1. A medicinal plant transcription regulation map prediction method based on a graph convolution network is characterized by comprising the following steps:
s1, acquiring gene expression data and pre-constructing a transcription regulation relation:
downloading a transcriptome sequencing sample, a genome file and a gene structure annotation file of the medicinal plant to be predicted, and preprocessing data and comparing a reference genome to obtain gene expression data of the medicinal plant to be predicted; downloading the genome of the medicinal plant near-source species to be predicted, respectively carrying out sequence comparison on the medicinal plant genome to be predicted and the genome of the medicinal plant near-source species to be predicted through BLAST, screening the results by utilizing evalue and bitscore comparison to respectively obtain gene sets matched with the transcription factors of the medicinal plants to be predicted and different medicinal plant near-source species to be predicted, and taking intersection from the gene sets matched with the transcription factors of the different medicinal plant near-source species to be predicted to obtain a transcription factor set of the medicinal plants to be predicted; downloading a regulation network relation of the closely-sourced species of the medicinal plants, transferring the mapping relation to the genome of the medicinal plants to be predicted, and combining the repeated relation and deleting the unimportant relation to obtain the transcription regulation relation among the isogenes of the transcription factors of the medicinal plants to be predicted; after checking and filtering, further obtaining the accurate transcription regulation relation of the transcription factor isogene of the medicinal plant to be predicted by utilizing a WGCNA algorithm;
s2, constructing a co-expression regulation and control network recognition algorithm based on a depth map convolution network model:
randomly masking 10% of genes except transcription factors of the medicinal plant gene expression data to be predicted, taking the remaining 90% of genes and the gene expression quantity of the transcription factors together with the transcription regulation and control relation obtained by S1 as the input of a model to carry out graph convolution operation training, and adding an attention mechanism in the graph convolution process to ensure reasonable distribution of weights; adopting a Mean Square Error (MSE) to calculate and predict the expression quantity of the remaining 10 percent of genes by a loss function, and updating through the whole propagation polymerization process to obtain a transcription factor isogenic regulation and control relation weight matrix; and then, aggregating the obtained weight matrix by adopting a Louvain algorithm to search a co-expression module, and revealing main components in the medicinal plant to be predicted and a biosynthesis pathway thereof by calculating different growth conditions or difference co-expression modules among tissues and organs and performing function annotation enrichment analysis on the difference co-expression modules.

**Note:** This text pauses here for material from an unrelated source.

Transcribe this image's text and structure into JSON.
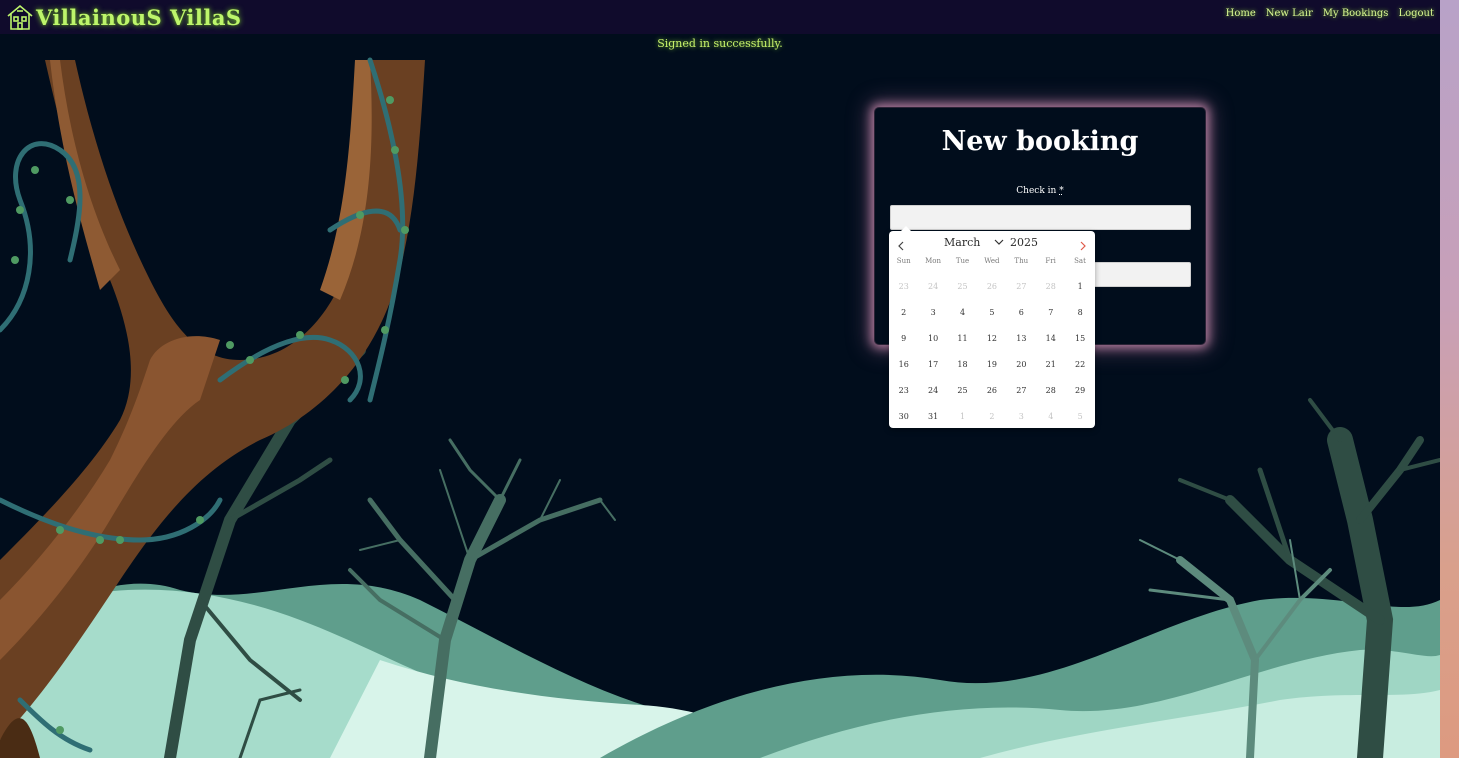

2. The method of predicting a transcription regulation profile of a medicinal plant according to claim 1, wherein the medicinal plant comprises Panax notoginseng, panax ginseng, polygonatum sibiricum, glycyrrhiza uralensis, rehmannia glutinosa, pinellia ternate, codonopsis pilosula, aloe vera, ginkgo biloba, and Taxus chinensis.
3. The medicinal plant transcriptional control map prediction method according to claim 1, wherein the data preprocessing of S1 is to download, split, control and filter the downloaded medicinal plant transcriptome sequencing sample to be predicted by using a sratools toolkit; reference genome preparation was performed using software gffread.
4. The method for predicting the transcription regulation map of the medicinal plant according to claim 1, wherein the comparison of the reference genome of S1 uses hisat2 software, and the method comprises the following three steps: the first step is that an index is constructed for a reference genome, and comparison is carried out, wherein the parameter is-dta; secondly, compressing and sequencing comparison results and constructing indexes; the third step calculates the FPKM or TPM expression matrix of the transcript using the transcript assembly software stringitie.
5. The method for predicting transcription regulation mapping of medicinal plants as claimed in claim 1, wherein the close species of S1 is selected by finding the whole genus pedigree of the genome of medicinal plants to be predicted from the database of Taxonomy Browser at NCBI, and performing analogy search from the close and distant species having transcription regulation relation with the database of plantatTFDB.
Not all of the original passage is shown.